People believe in God or don’t believe in God.

All this you know and it don’t make no difference.

God is what you can love when you want something to love and you don’t know what to call it.

God is what you can “explain” the “big picture” with when you want to blame the starting/ creating/ beginning of “it all.”

God is a story that has enthralled millions over the ages.

Or God is the Reality that hold us all is His/ Its hands.

And still, it don’t make no difference.

I keep riffing out this grammatically incorrect phrase because it is the title of a book that will lead you closer to God than a hundred Bibles, a tale of two friends, one rich and white and learning how to give and heal and serve and the other black and illiterate and full of street wisdom understanding of life and of “real religion” and formerly homeless (he now lives with the white art dealer guy, whose amazing and love filled wife died in the book before this book. Well, didn’t die in the book. Died in Texas. Her story was reborn in the first book, Same Kind of Different as Me.)

So God is out there, or God is in us.

Don’t make no difference, no how.

Life is pulsing through us right this moment. That makes a difference. If we find God in that, or feel this living-ness as God, or sense that a God is responsible for this living-ness, that is all good.

And since I’m so slippery about “God,” why did I even subtitle this chapter: In Silence we can find God.

And looking back, that isn’t the “right” words: In Emptiness, God can be found.

Silence, emptiness, and Buddha’s question: who are you really?

It’s a good question and any set of words that you string together for the answer, won’t be an answer. So, what is left?

Ask the question and answer without words?

How can we do that?

This is meditation, perhaps, or contemplation, of “just” Being Here Now.

Think about it, a bit. Any now, is just: What Is. Any set of words to describe the table or the sky or your nose or your fingers is a set of words pulled out of the past, out of our brains and our learning.

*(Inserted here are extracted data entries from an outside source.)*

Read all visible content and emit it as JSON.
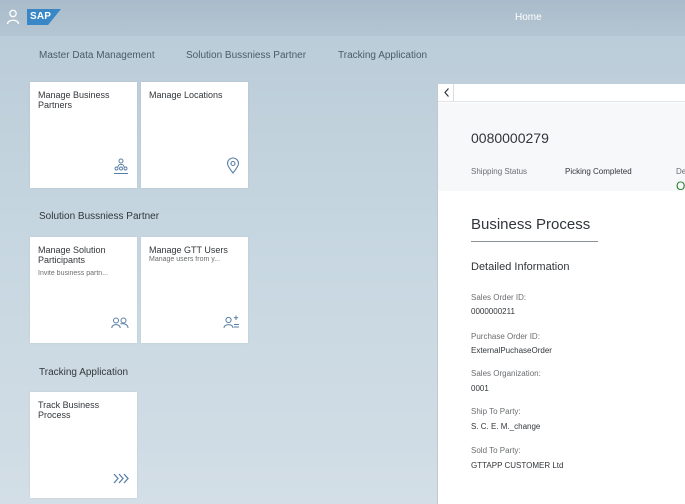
{
  "shell": {
    "brand": "SAP",
    "title": "Home"
  },
  "tabs": [
    {
      "label": "Master Data Management"
    },
    {
      "label": "Solution Bussniess Partner"
    },
    {
      "label": "Tracking Application"
    }
  ],
  "groups": {
    "solution_partner": "Solution Bussniess Partner",
    "tracking_app": "Tracking Application"
  },
  "tiles": {
    "manage_business_partners": {
      "title": "Manage Business Partners",
      "icon": "people-group-icon"
    },
    "manage_locations": {
      "title": "Manage Locations",
      "icon": "map-pin-icon"
    },
    "manage_solution_participants": {
      "title": "Manage Solution Participants",
      "subtitle": "Invite business partn...",
      "icon": "group-icon"
    },
    "manage_gtt_users": {
      "title": "Manage GTT Users",
      "subtitle": "Manage users from y...",
      "icon": "add-user-icon"
    },
    "track_business_process": {
      "title": "Track Business Process",
      "icon": "chevrons-right-icon"
    }
  },
  "detail": {
    "object_id": "0080000279",
    "shipping_status_label": "Shipping Status",
    "shipping_status_value": "Picking Completed",
    "cut_label": "De",
    "cut_value": "O",
    "section_title": "Business Process",
    "subsection_title": "Detailed Information",
    "fields": [
      {
        "label": "Sales Order ID:",
        "value": "0000000211"
      },
      {
        "label": "Purchase Order ID:",
        "value": "ExternalPuchaseOrder"
      },
      {
        "label": "Sales Organization:",
        "value": "0001"
      },
      {
        "label": "Ship To Party:",
        "value": "S. C. E. M._change"
      },
      {
        "label": "Sold To Party:",
        "value": "GTTAPP CUSTOMER Ltd"
      }
    ]
  },
  "colors": {
    "brand_blue": "#3a87c8",
    "status_green": "#2b7d2b",
    "tile_icon_blue": "#5a7fa6"
  }
}
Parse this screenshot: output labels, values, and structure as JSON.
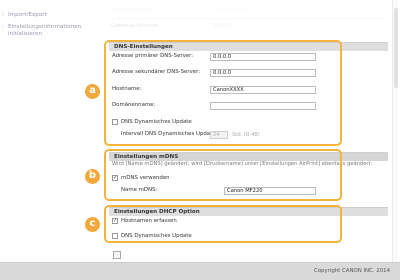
{
  "sidebar": {
    "items": [
      {
        "label": "Import/Export"
      },
      {
        "label": "Einstellungsinformationen initialisieren"
      }
    ]
  },
  "top_rows": [
    {
      "label": "Subnetzmaske:",
      "value": "255.255.255.0"
    },
    {
      "label": "Gateway-Adresse:",
      "value": "0.0.0.0"
    }
  ],
  "dns": {
    "title": "DNS-Einstellungen",
    "primary_label": "Adresse primärer DNS-Server:",
    "primary_value": "0.0.0.0",
    "secondary_label": "Adresse sekundärer DNS-Server:",
    "secondary_value": "0.0.0.0",
    "host_label": "Hostname:",
    "host_value": "CanonXXXX",
    "domain_label": "Domänenname:",
    "domain_value": "",
    "ddns_label": "DNS Dynamisches Update",
    "ddns_checked": false,
    "interval_label": "Intervall DNS Dynamisches Update:",
    "interval_value": "24",
    "interval_unit": "Std. (0-48)"
  },
  "mdns": {
    "title": "Einstellungen mDNS",
    "info": "Wird [Name mDNS] geändert, wird [Druckername] unter [Einstellungen AirPrint] ebenfalls geändert.",
    "use_label": "mDNS verwenden",
    "use_checked": true,
    "name_label": "Name mDNS:",
    "name_value": "Canon MF220"
  },
  "dhcp": {
    "title": "Einstellungen DHCP Option",
    "host_label": "Hostnamen erfassen",
    "host_checked": true,
    "ddns_label": "DNS Dynamisches Update",
    "ddns_checked": false
  },
  "callouts": {
    "a": "a",
    "b": "b",
    "c": "c"
  },
  "footer": {
    "copyright": "Copyright CANON INC. 2014"
  },
  "colors": {
    "accent": "#f2a93b",
    "section_header": "#dedede",
    "footer": "#dadada"
  }
}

The sky will keep being whatever it is whether we call it sky or cielo or ciel or der himmel or sora, it’s that stuff up there, and up is a word, and it’s usually blue, and blue is a word, and its blue in the day, and day is a word and there’s the sun/ word up there, and there’s the sun.

See the “problem” when we try to pin down the What Is of the world, the What Is of this miracle in which we appear to be drifting, or floating, or clawing, or dancing, or scheming, or rushing through, or playing in, or working in and around and about.

It’s about you?

And me.

And what is it about?

That’s another question, for another day, and I suspect it has no answer.

But the “sun” just came “out,” and it’s time to climb on my “bicycle” and move across the Earth a little.

If my mind is soft and quiet and silent or near silent, chances are that the bike ride will bring me close to God.

Or will be God?

What do you think?

If you empty your mind of words, what do you think?

Who are you, when you empty your mind of words?

Are you still you?

Do you feel nearer to God, even if you don’t know what God is?